Types of Opal
- Black Opal, Semi-black Opal, (Boulder Opal shown above), Crystal Opal, White Opal
Australia mines 97% of the world’s opals. The other 3% come from Mexico, Brazil and Hungary but are not the same quality that Australian Opal is world renowned for. The Australian opal fields were once an inland sea. As the ages passed and the seas receded, sea creatures were isolated and marooned, and opalised. Eventually the area dried out completely and is now dry desert country. In time the ground waters, holding silica solution, also evaporated (with some artesian springs still active deep “underground”). In a few spots they left behind the phenomenon known as 'opal'.
Coober Pedy was discovered in 1915. This is where most of the 'white' or 'milky' and crystal opals (together known as 'light opal') are mined. Coober Pedy is the main producer of white precious opal, which is predominantly seen in stores overseas, particularly in the USA. Today, the opal fields encompass an area of approximately 45 kilometres. The opal level is formed of soft pink clay mixed with soft bleached sandstone.

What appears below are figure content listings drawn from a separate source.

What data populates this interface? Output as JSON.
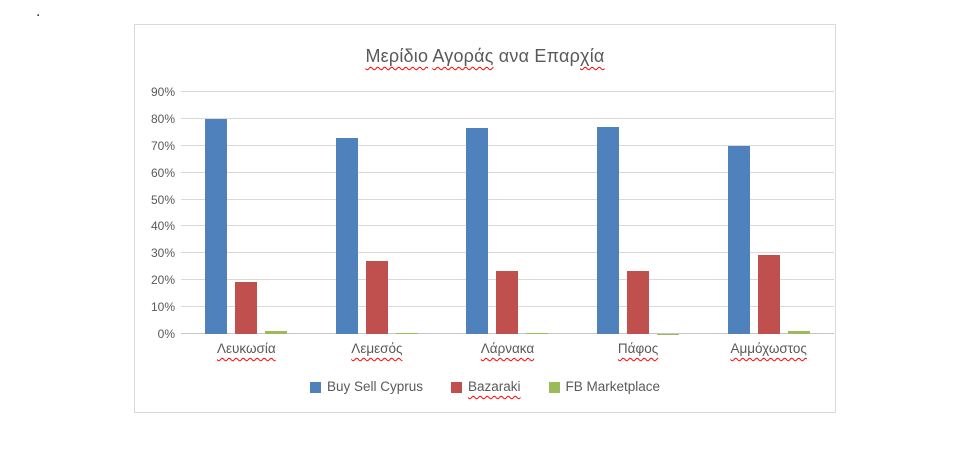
{
  "page": {
    "stray_character": "."
  },
  "chart": {
    "title": {
      "seg_meridio": "Μερίδιο",
      "seg_agoras": "Αγοράς",
      "seg_ana": "ανα",
      "seg_epar": "Επαρ",
      "seg_chia": "χία"
    },
    "colors": {
      "title_text": "#595959",
      "axis_text": "#595959",
      "gridline": "#D9D9D9",
      "axis_line": "#C6C6C6",
      "frame_border": "#D9D9D9",
      "spellcheck": "#FF0000",
      "background": "#FFFFFF"
    }
  },
  "chart_data": {
    "type": "bar",
    "title": "Μερίδιο Αγοράς ανα Επαρχία",
    "xlabel": "",
    "ylabel": "",
    "unit": "%",
    "ylim": [
      0,
      90
    ],
    "grid": true,
    "legend_position": "bottom",
    "categories": [
      "Λευκωσία",
      "Λεμεσός",
      "Λάρνακα",
      "Πάφος",
      "Αμμόχωστος"
    ],
    "series": [
      {
        "name": "Buy Sell Cyprus",
        "color": "#4F81BD",
        "values": [
          80,
          73,
          76.5,
          77,
          70
        ]
      },
      {
        "name": "Bazaraki",
        "color": "#C0504D",
        "values": [
          19.5,
          27,
          23.5,
          23.5,
          29.5
        ]
      },
      {
        "name": "FB Marketplace",
        "color": "#9BBB59",
        "values": [
          1,
          0.5,
          0.5,
          0.2,
          1
        ]
      }
    ],
    "y_axis": {
      "min": 0,
      "max": 90,
      "tick_step": 10,
      "ticks": [
        "0%",
        "10%",
        "20%",
        "30%",
        "40%",
        "50%",
        "60%",
        "70%",
        "80%",
        "90%"
      ]
    },
    "misspelled_labels": [
      "Μερίδιο",
      "Αγοράς",
      "χία",
      "Λευκωσία",
      "Λεμεσός",
      "Λάρνακα",
      "Πάφος",
      "Αμμόχωστος",
      "Bazaraki"
    ]
  }
}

White opal is easier to find, occurring in most opal fields, when white opal is cut a yield of 50% which means that 50% is Kept and 50% is lost, This is ten times better than the yield from cutting black and boulder opal.
Crystal opal is pure hydrated silica; it is translucent so you can see straight through it. It exhibits three of the things that are look for when valuing an opal. Prefered color to be multi-directional, so you can see color from all different angles, the second thing prefered is large blocks of color and the third thing is strong play of color that shows up in the dark.
The best way to test the play of color of the opal is to give it the “miner’s test” by holding it out of the light in the shadows. Under the table is a good place because a real gem will still shine even though it is out of the direct light.
Boulder Opal (Photo Attached to this Blog)
The boulder opal is one of the rarest and most valuable forms of opal found in Australia and makes up less than 5 % of opal mined. It is very sparsely distributed through South West Queensland. It is predicted that boulder opal is going to run out in the next 10 years because of the difficulty clearing Native Title and EPA requirements of rehabilitation. It’s formed in the cracks and crevices of the ironstone boulders in gel form thousands of years ago and with the passing of centuries this jelly opal turned. Boulder opal occurs as a filling between the concentric layers or in random crevices in the ironstone. The boulder opal has a high loss factor when cutting, the yield is only 5% and has a rock waste factor of 95%. It is also the only opal suggestested to run out within the next 5 to 10 years and with the value (“it is suggested”) increasing by 15-25% each year. The boulder opal can certainly make a sound long term investment.
The most valuable and popular of all opals is Black opal. Black opal accounts for around 5% and is found at Lightning Ridge in Northern NSW. It is called Black opal because it has a black base caused by black or grey iron oxide impurities in the opal. The color bar or the ‘play of color’ of Black opal comes in all the colors of a rainbow with red being the rarest and most expensive. A Black opal is Crystal opal with iron oxide in the back. It can be grey through to very black. This black potch or common opal has no value unless you find a color bar on top of it. It’s all about the evidence you get when you cut rough opal, you find a little piece of color on the side and you take off the top layer of potch (common opal) and you hope the opal faces up. Then you take off the skin of the stone and you hope you get a face with nice color. Often it looks very nice on the side but not on the face, that is the risk you take in cutting black opal. The yield when you cut black or Boulder opal is 5% that means you lose 95% of the opal, it is very risky to buy rough black opal and cut it.